Bitcoin rose to a record high above $6,400 Tuesday morning, according to CoinDesk, after the announcement by the world's largest futures exchange.
"Given increasing client interest in the evolving cryptocurrency markets, we have decided to introduce a bitcoin futures contract," Terry Duffy, CME Group chairman and CEO, said in a statement.
Duffy added on CNBC's "Closing Bell" that he is "confident" the CME's self-certification process at the U.S. Commodity Futures Trading Commission and full application process will go through. "We've been working with the regulator. They understand our application. And they understand our model very, very well," Duffy said.
The leading global exchange for options and futures trading is the latest entrant into the business of offering derivatives for bitcoin, the volatile digital currency, which is not listed on a major exchange.
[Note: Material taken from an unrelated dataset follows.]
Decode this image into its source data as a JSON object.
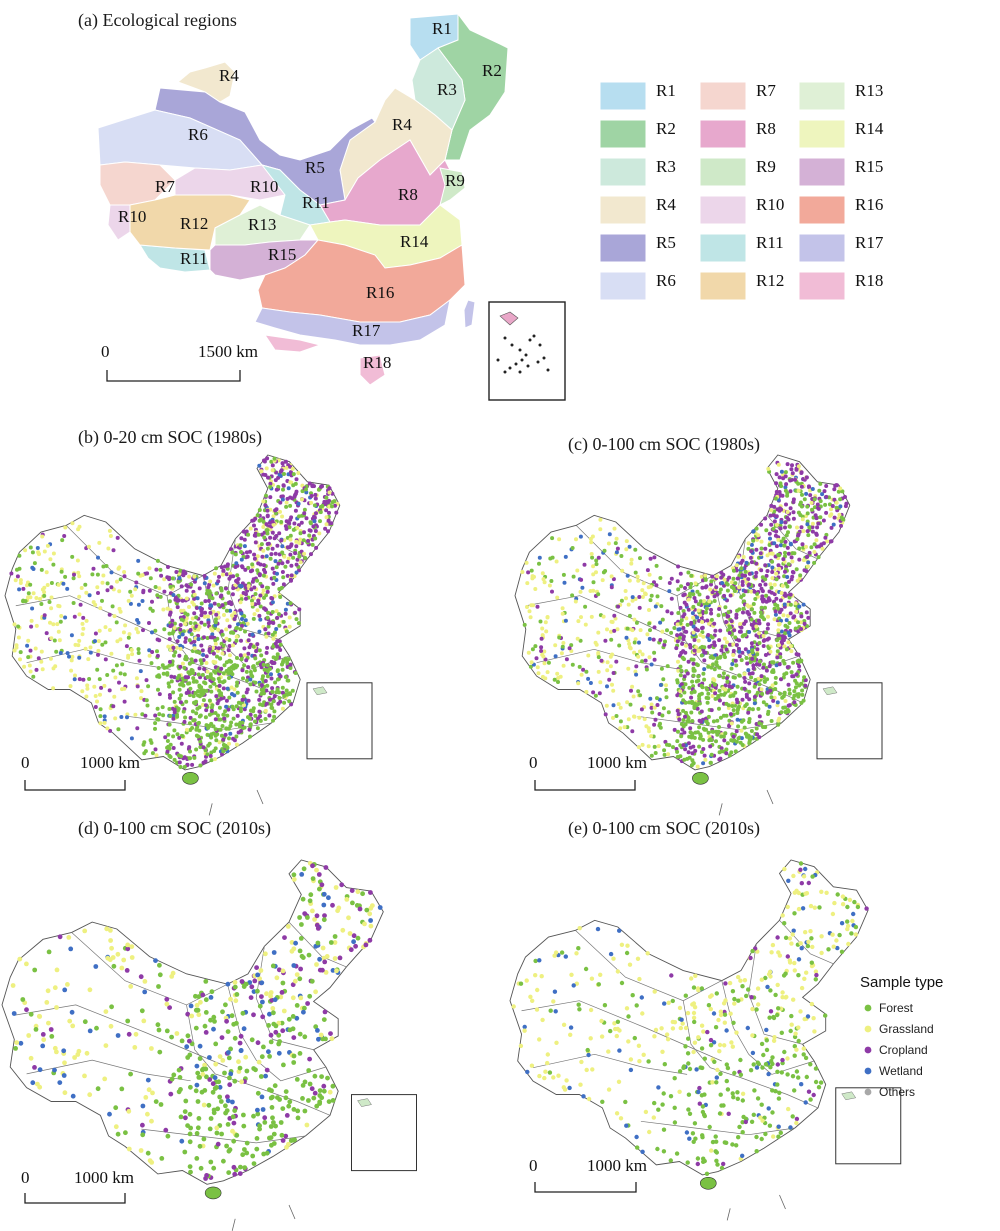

Bitcoin over the last 12 months
The bitcoin futures contract will be cash-settled and based on the CME CF Bitcoin Reference Rate (BRR), which CME launched in November 2016 with London-based digital trading platform Crypto Facilities. The reference rate is a daily settlement price published at 4 p.m. London time, currently noon ET.
In less than 10 years, bitcoin has come a long way from being "mined" in homes and predominately used to buy illegal goods online. An entire industry has emerged to mine bitcoin, sell digital mining equipment and offer bitcoin trading services.
The growth of bitcoin derivatives is another step toward the development of the digital currency as a more established asset class. Fundstrat's Tom Lee said his call for bitcoin to top $20,000 by 2022 is based partly on expectations that bitcoin derivatives products will launch.